穏やかな時間にいつもとは違う景色がある。それくらいが心地よく、最高の旅なのだ。【風間ゆみえ連載】
久しぶりに会ったゆみえさんは、少し小麦色になった肌と開放感に包まれた雰囲気が印象的。 「お休み中に何かいいことでも?」そう聞くと、楽しそうに旅の話をしてくれました。
退屈のその先へ—。
正直なところ、私はずっと退屈だ。「え? 退屈? ずいぶんと忙しそうだけど……」人にそう言われるのも無理もない。
確かに私は全く暇ではないし、やることに追われながら泣き言さえこぼしている。とはいえ、明らかに私は幸せで、健康で、恵まれている。そう思えているので、毎朝、知人に教えてもらった手順をふんで感謝を伝えている。
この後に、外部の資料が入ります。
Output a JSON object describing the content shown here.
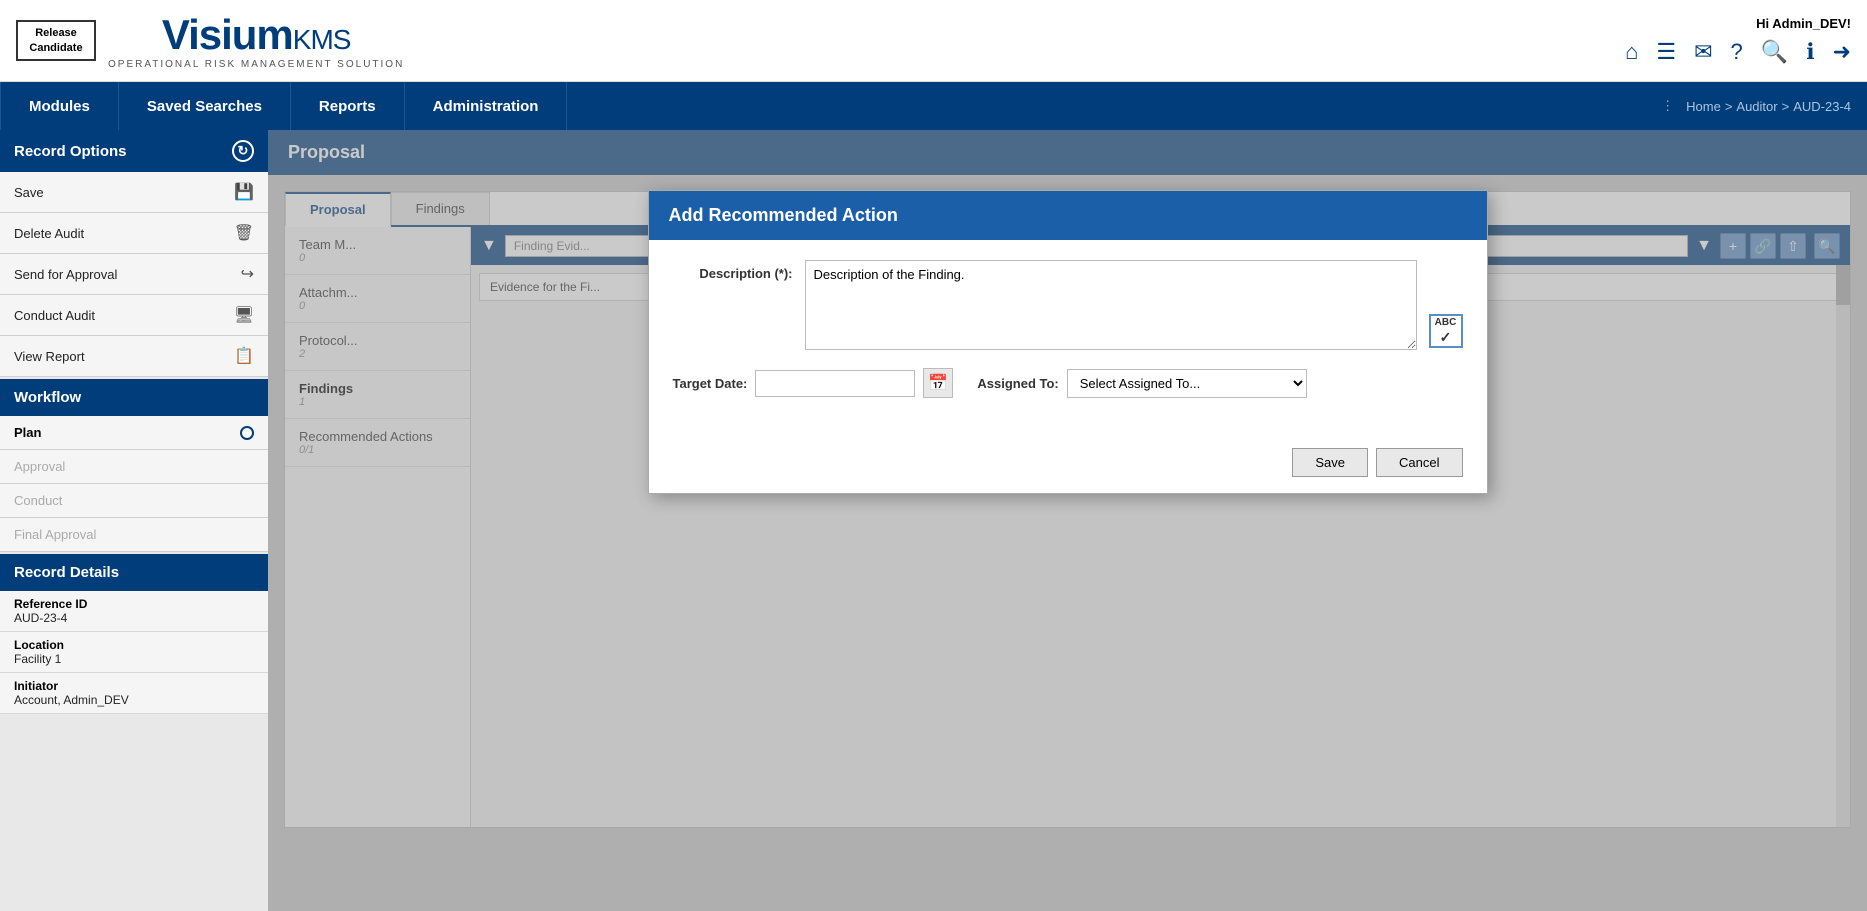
{
  "header": {
    "release_badge_line1": "Release",
    "release_badge_line2": "Candidate",
    "logo_visium": "Visium",
    "logo_kms": "KMS",
    "tagline": "OPERATIONAL RISK MANAGEMENT SOLUTION",
    "user_greeting": "Hi Admin_DEV!",
    "icons": [
      "home",
      "menu",
      "mail",
      "help",
      "search",
      "info",
      "logout"
    ]
  },
  "nav": {
    "items": [
      {
        "label": "Modules"
      },
      {
        "label": "Saved Searches"
      },
      {
        "label": "Reports"
      },
      {
        "label": "Administration"
      }
    ],
    "breadcrumb": {
      "home": "Home",
      "sep1": ">",
      "section": "Auditor",
      "sep2": ">",
      "record": "AUD-23-4"
    }
  },
  "sidebar": {
    "record_options_title": "Record Options",
    "items": [
      {
        "label": "Save",
        "icon": "💾"
      },
      {
        "label": "Delete Audit",
        "icon": "🗑"
      },
      {
        "label": "Send for Approval",
        "icon": "↪"
      },
      {
        "label": "Conduct Audit",
        "icon": "🖥"
      },
      {
        "label": "View Report",
        "icon": "📋"
      }
    ],
    "workflow_title": "Workflow",
    "workflow_items": [
      {
        "label": "Plan",
        "active": true
      },
      {
        "label": "Approval",
        "active": false
      },
      {
        "label": "Conduct",
        "active": false
      },
      {
        "label": "Final Approval",
        "active": false
      }
    ],
    "record_details_title": "Record Details",
    "record_details": [
      {
        "label": "Reference ID",
        "value": "AUD-23-4"
      },
      {
        "label": "Location",
        "value": ""
      },
      {
        "label": "location_sub",
        "value": "Facility 1"
      },
      {
        "label": "Initiator",
        "value": ""
      },
      {
        "label": "initiator_sub",
        "value": "Account, Admin_DEV"
      }
    ]
  },
  "content": {
    "page_title": "Proposal",
    "tabs": [
      {
        "label": "Proposal",
        "active": true
      },
      {
        "label": "Findings",
        "active": false
      }
    ],
    "panel_items": [
      {
        "label": "Team M...",
        "count": "0"
      },
      {
        "label": "Attachm...",
        "count": "0"
      },
      {
        "label": "Protocol...",
        "count": "2"
      },
      {
        "label": "Findings",
        "count": "1",
        "bold": true
      },
      {
        "label": "Recommended Actions",
        "count": "0/1"
      }
    ],
    "right_panel": {
      "filter_placeholder": "Finding Evid...",
      "evidence_item": "Evidence for the Fi..."
    }
  },
  "modal": {
    "title": "Add Recommended Action",
    "description_label": "Description (*):",
    "description_value": "Description of the Finding.",
    "target_date_label": "Target Date:",
    "target_date_value": "",
    "assigned_to_label": "Assigned To:",
    "assigned_to_placeholder": "Select Assigned To...",
    "save_label": "Save",
    "cancel_label": "Cancel"
  }
}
誰に? と聞かれると、神さま? その存在はそれぞれの心(神)に宿ると考える私は、自分に関わる全てにとでもいうべきか。50年もそういった習慣を持ったことがないのに、これがどういうわけか、一日の始まりにちょっとした知的な行いにも思えて気持ちよいので続けている。
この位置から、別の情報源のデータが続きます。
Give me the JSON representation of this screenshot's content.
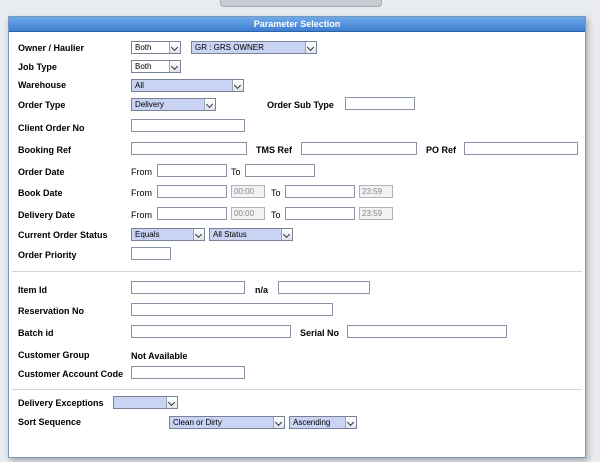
{
  "header": {
    "title": "Parameter Selection"
  },
  "owner_haulier": {
    "label": "Owner / Haulier",
    "scope": "Both",
    "owner": "GR : GRS OWNER"
  },
  "job_type": {
    "label": "Job Type",
    "value": "Both"
  },
  "warehouse": {
    "label": "Warehouse",
    "value": "All"
  },
  "order_type": {
    "label": "Order Type",
    "value": "Delivery",
    "sub_type_label": "Order Sub Type",
    "sub_type_value": ""
  },
  "client_order_no": {
    "label": "Client Order No",
    "value": ""
  },
  "booking_ref": {
    "label": "Booking Ref",
    "value": "",
    "tms_label": "TMS Ref",
    "tms_value": "",
    "po_label": "PO Ref",
    "po_value": ""
  },
  "order_date": {
    "label": "Order Date",
    "from_label": "From",
    "to_label": "To",
    "from_value": "",
    "to_value": ""
  },
  "book_date": {
    "label": "Book Date",
    "from_label": "From",
    "to_label": "To",
    "from_date": "",
    "from_time": "00:00",
    "to_date": "",
    "to_time": "23:59"
  },
  "delivery_date": {
    "label": "Delivery Date",
    "from_label": "From",
    "to_label": "To",
    "from_date": "",
    "from_time": "00:00",
    "to_date": "",
    "to_time": "23:59"
  },
  "current_order_status": {
    "label": "Current Order Status",
    "operator": "Equals",
    "status": "All Status"
  },
  "order_priority": {
    "label": "Order Priority",
    "value": ""
  },
  "item_id": {
    "label": "Item Id",
    "value": "",
    "na_label": "n/a",
    "na_value": ""
  },
  "reservation_no": {
    "label": "Reservation No",
    "value": ""
  },
  "batch_id": {
    "label": "Batch id",
    "value": "",
    "serial_label": "Serial No",
    "serial_value": ""
  },
  "customer_group": {
    "label": "Customer Group",
    "value": "Not Available"
  },
  "customer_account_code": {
    "label": "Customer Account Code",
    "value": ""
  },
  "delivery_exceptions": {
    "label": "Delivery Exceptions",
    "value": ""
  },
  "sort_sequence": {
    "label": "Sort Sequence",
    "field": "Clean or Dirty",
    "direction": "Ascending"
  },
  "colors": {
    "header_blue": "#3d7fd0",
    "input_border": "#8a93a5",
    "select_highlight": "#c9d3f3"
  }
}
この休暇を決めてすぐに、次の連載の撮影予定時期まで旅に出ている私のスケジュールを配慮してくれた編集者が、旅の日記を読みたいですと提案してくれた。けれど、旅とはいえ、行き帰りのチケットをおさえただけの中身は空っぽの旅に、誰かの期待が入り込み、それに応えようと思う私の気持ちが上手く折り合えるのだろうかと悩んだまま飛び立った。3週間のバケーションは人生で初。一番長いお休みの記憶は新婚旅行と入院(笑)。先ほど空っぽの旅と言ったのは何も予定をしていないからで、旅が終わるころには空っぽではなく、カメラロールにも旅の軌跡が残されていく。特に何かをしようと考えて旅立ったわけではないけれど、近ごろの旅は、私にとって特別じゃない、特別な旅。それは、家の玄関がいつもと違う、いつもの暮らしがないけど、いつもの暮らしをしている、ちょっとした違和感が心地よい旅で、これが退屈な私を楽しませてくれている。